Critics say Azerbaijan uses the assembly to add a veneer of legitimacy to the authoritarian rule of its president, Ilham Aliyev, who has ruled the country since 2003.

One case concerns the decision of assembly members in 2013 to vote down a critical report on political prisoners in Azerbaijan by German social democrat Christoph Strässer. The Strässer report concluded that Azerbaijan’s judicial system was used to silence or intimidate critics of the Aliyev regime and was rejected by 125 votes to 79 with 20 abstentions.

Volontè is alleged to have played a key role in orchestrating the defeat with payments to him channelled through a company with a connection to Azerbaijan’s ruling family, according to a recent report by the investigative journalist Khadija Ismayilova, published by the Organized Crime and Corruption Reporting Project.

Strӓsser said he knew Azerbaijan was giving out money but had no proof votes were bought. He said he wanted to see an investigation “as a point of credibility”.

“If there is any suspicion that there could be corruption within these structures and this was ignored, I think it might be the end of the Council of Europe.”

Thorbjørn Jagland, the former Norwegian prime minister and CoE secretary general, has urged Agramunt to personally ensure “an independent external investigation body without any further delay” – an unprecedented appeal from an official to the Council of Europe’s most senior elected leader.

Billström said it would be inconceivable for the Council of Europe to turn down a request for an independent investigation when it faces “so many serious allegations... which concern the ability of the parliamentary assembly to function as it was intended, as a watchdog against corruption.”

He urged MPs in the assembly to endorse “very good” proposals drawn up by its most senior official, Wojciech Sawicki, setting out the terms for an independent inquiry.
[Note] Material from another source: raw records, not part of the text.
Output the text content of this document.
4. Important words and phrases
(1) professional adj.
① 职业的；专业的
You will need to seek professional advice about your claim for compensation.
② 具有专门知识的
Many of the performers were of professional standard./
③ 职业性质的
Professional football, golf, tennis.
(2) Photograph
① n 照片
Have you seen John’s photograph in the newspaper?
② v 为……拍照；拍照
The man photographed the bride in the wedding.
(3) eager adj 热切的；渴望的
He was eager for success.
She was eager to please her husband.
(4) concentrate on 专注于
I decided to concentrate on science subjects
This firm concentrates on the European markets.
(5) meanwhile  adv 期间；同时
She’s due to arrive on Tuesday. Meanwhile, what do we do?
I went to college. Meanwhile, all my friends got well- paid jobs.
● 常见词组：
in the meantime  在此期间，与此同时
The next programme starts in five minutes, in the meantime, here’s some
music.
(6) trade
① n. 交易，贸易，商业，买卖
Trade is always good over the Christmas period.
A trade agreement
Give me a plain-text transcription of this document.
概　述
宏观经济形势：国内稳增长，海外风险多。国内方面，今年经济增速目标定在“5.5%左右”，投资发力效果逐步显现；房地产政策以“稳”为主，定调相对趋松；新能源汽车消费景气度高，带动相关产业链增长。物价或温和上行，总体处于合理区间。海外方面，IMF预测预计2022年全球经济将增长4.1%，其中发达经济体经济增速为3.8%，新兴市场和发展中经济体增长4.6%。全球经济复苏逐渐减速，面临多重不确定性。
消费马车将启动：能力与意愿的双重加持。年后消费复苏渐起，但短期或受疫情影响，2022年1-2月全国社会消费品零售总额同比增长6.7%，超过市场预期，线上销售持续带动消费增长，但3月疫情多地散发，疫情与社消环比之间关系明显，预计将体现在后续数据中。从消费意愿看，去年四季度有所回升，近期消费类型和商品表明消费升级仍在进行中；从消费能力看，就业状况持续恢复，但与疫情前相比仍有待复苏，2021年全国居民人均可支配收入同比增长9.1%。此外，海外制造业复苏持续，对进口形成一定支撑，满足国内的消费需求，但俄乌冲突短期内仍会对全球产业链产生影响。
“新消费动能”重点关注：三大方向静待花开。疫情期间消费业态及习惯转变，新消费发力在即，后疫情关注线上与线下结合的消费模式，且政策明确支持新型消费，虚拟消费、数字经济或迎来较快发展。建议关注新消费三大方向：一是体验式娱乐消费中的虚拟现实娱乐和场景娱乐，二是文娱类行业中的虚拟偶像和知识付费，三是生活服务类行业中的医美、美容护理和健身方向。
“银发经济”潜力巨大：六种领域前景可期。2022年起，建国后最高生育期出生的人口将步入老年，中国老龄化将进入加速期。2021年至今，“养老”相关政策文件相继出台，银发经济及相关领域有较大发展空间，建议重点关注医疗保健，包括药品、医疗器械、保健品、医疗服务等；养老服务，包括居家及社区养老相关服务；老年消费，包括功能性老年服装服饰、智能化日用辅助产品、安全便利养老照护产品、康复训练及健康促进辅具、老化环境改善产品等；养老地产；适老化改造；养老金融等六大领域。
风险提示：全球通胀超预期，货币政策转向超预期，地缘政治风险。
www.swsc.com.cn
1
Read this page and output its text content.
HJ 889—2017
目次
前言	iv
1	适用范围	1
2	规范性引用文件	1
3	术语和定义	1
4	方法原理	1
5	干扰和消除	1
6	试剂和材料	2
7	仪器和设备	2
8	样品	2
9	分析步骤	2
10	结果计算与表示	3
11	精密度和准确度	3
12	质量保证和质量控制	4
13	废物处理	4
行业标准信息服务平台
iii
A spokesman for Agramunt said a revised version of the Sawicki report was being prepared by leaders of the five political groups in the assembly and the report in its current form “was not applicable”.

“Mr Agramunt has not participated in any deliberation with the political leaders and will not interfere with their work,” the spokesperson said, adding that the assembly had “no legal authority to conduct such investigations”.

“Mr Agramunt will not tolerate unacceptable pressures on MPs’ work that come from some NGOs, lobbies, the media or interest groups.”